The unknown remains an irksome factor, however. Mr Dwyer says that even if Brexit does happen, "nobody has a clue" when it will or in what shape.

Mr Dwyer’s patients have been equally unfazed by Brexit. He says this may be because, should shortages occur in Ireland, patients could make the 15-minute drive to a pharmacy over the border to get their medicine.

Republic of Ireland: Galway

Chris Quinn, a locum pharmacist, lives in Galway in the west of Ireland. He is concerned about the potential for delays on a hard border in the event of a no-deal.

When commuting from his parents' home in Beragh, Northern Ireland to a pharmacy in County Cavan, Republic of Ireland, he crossed the border five times. A hard border would lengthen journeys such as these, which usually take around an hour. But Mr Quinn says it’s “the unknown” that worries him most.

Republic of Ireland: Dundalk

Back in Dundalk, pharmacist Susan Griffin works at McCormack’s Pharmacy. She has a “big concern” about finding locum cover after Brexit.

The pharmacy employs two locum pharmacists from Northern Ireland. Ms Griffin (pictured below) has a week’s holiday booked off in November, and is uncertain about whether they will be able to cover her.

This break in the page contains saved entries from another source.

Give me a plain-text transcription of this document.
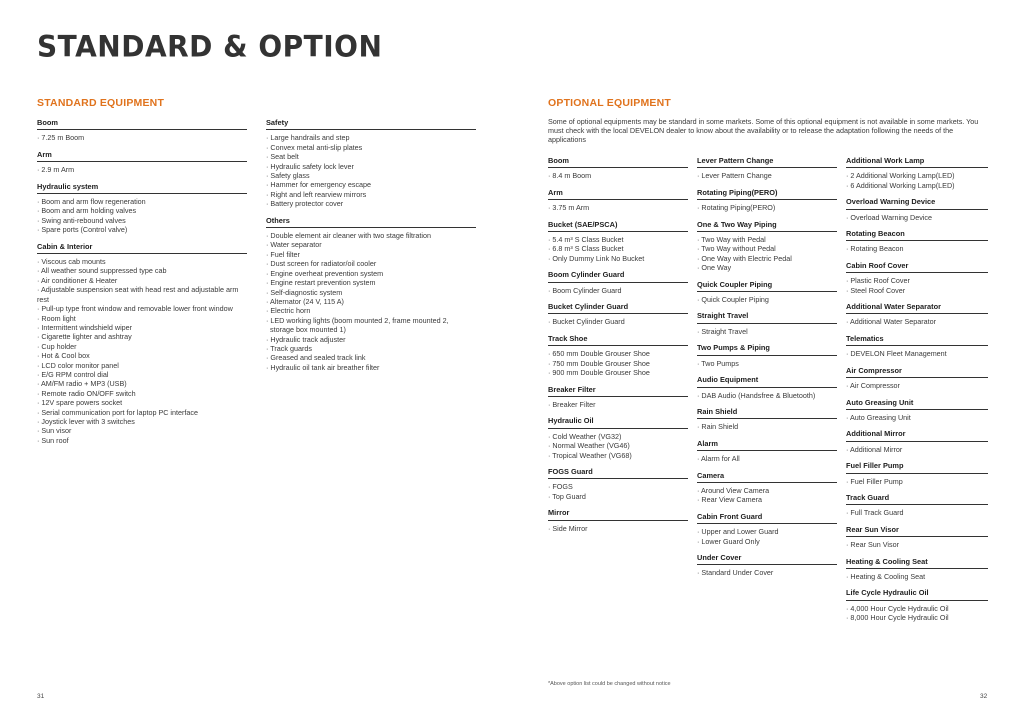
STANDARD & OPTION
STANDARD EQUIPMENT	OPTIONAL EQUIPMENT
Some of optional equipments may be standard in some markets. Some of this optional equipment is not available in some markets. You must check with the local DEVELON dealer to know about the availability or to release the adaptation following the needs of the applications
Boom
· 7.25 m Boom
Arm
· 2.9 m Arm
Hydraulic system
· Boom and arm flow regeneration
· Boom and arm holding valves
· Swing anti-rebound valves
· Spare ports (Control valve)
Cabin & Interior
· Viscous cab mounts
· All weather sound suppressed type cab
· Air conditioner & Heater
· Adjustable suspension seat with head rest and adjustable arm rest
· Pull-up type front window and removable lower front window
· Room light
· Intermittent windshield wiper
· Cigarette lighter and ashtray
· Cup holder
· Hot & Cool box
· LCD color monitor panel
· E/G RPM control dial
· AM/FM radio + MP3 (USB)
· Remote radio ON/OFF switch
· 12V spare powers socket
· Serial communication port for laptop PC interface
· Joystick lever with 3 switches
· Sun visor
· Sun roof
Safety
· Large handrails and step
· Convex metal anti-slip plates
· Seat belt
· Hydraulic safety lock lever
· Safety glass
· Hammer for emergency escape
· Right and left rearview mirrors
· Battery protector cover
Others
· Double element air cleaner with two stage filtration
· Water separator
· Fuel filter
· Dust screen for radiator/oil cooler
· Engine overheat prevention system
· Engine restart prevention system
· Self-diagnostic system
· Alternator (24 V, 115 A)
· Electric horn
· LED working lights (boom mounted 2, frame mounted 2,
storage box mounted 1)
· Hydraulic track adjuster
· Track guards
· Greased and sealed track link
· Hydraulic oil tank air breather filter
Boom
· 8.4 m Boom
Arm
· 3.75 m Arm
Bucket (SAE/PSCA)
· 5.4 m³ S Class Bucket
· 6.8 m³ S Class Bucket
· Only Dummy Link No Bucket
Boom Cylinder Guard
· Boom Cylinder Guard
Bucket Cylinder Guard
· Bucket Cylinder Guard
Track Shoe
· 650 mm Double Grouser Shoe
· 750 mm Double Grouser Shoe
· 900 mm Double Grouser Shoe
Breaker Filter
· Breaker Filter
Hydraulic Oil
· Cold Weather (VG32)
· Normal Weather (VG46)
· Tropical Weather (VG68)
FOGS Guard
· FOGS
· Top Guard
Mirror
· Side Mirror
Lever Pattern Change
· Lever Pattern Change
Rotating Piping(PERO)
· Rotating Piping(PERO)
One & Two Way Piping
· Two Way with Pedal
· Two Way without Pedal
· One Way with Electric Pedal
· One Way
Quick Coupler Piping
· Quick Coupler Piping
Straight Travel
· Straight Travel
Two Pumps & Piping
· Two Pumps
Audio Equipment
· DAB Audio (Handsfree & Bluetooth)
Rain Shield
· Rain Shield
Alarm
· Alarm for All
Camera
· Around View Camera
· Rear View Camera
Cabin Front Guard
· Upper and Lower Guard
· Lower Guard Only
Under Cover
· Standard Under Cover
Additional Work Lamp
· 2 Additional Working Lamp(LED)
· 6 Additional Working Lamp(LED)
Overload Warning Device
· Overload Warning Device
Rotating Beacon
· Rotating Beacon
Cabin Roof Cover
· Plastic Roof Cover
· Steel Roof Cover
Additional Water Separator
· Additional Water Separator
Telematics
· DEVELON Fleet Management
Air Compressor
· Air Compressor
Auto Greasing Unit
· Auto Greasing Unit
Additional Mirror
· Additional Mirror
Fuel Filler Pump
· Fuel Filler Pump
Track Guard
· Full Track Guard
Rear Sun Visor
· Rear Sun Visor
Heating & Cooling Seat
· Heating & Cooling Seat
Life Cycle Hydraulic Oil
· 4,000 Hour Cycle Hydraulic Oil
· 8,000 Hour Cycle Hydraulic Oil
*Above option list could be changed without notice
31	32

Although she doesn’t know what will happen, she’s not stressed by the potential impact of a no-deal Brexit. “I don't think there’s any point in being worried, because it’s not going to [help],” she says.

Maddy Nelson, a pharmacy student at Queen’s University, works part-time at McCormack’s. She is also not panicking about Brexit.

“There is no point stressing out when I am just going into second year.” By the time she qualifies as a pharmacist, everything Brexit-related “could sort itself out”, she says.

The community pharmacists C+D visits on both sides of the border have similar concerns, ranging from the potential loss of business to medicine shortages and workforce problems. The uncertainty makes it impossible for them to prepare, but they retain an optimistic outlook, rolling with the political punches to ensure the survival of their patient service.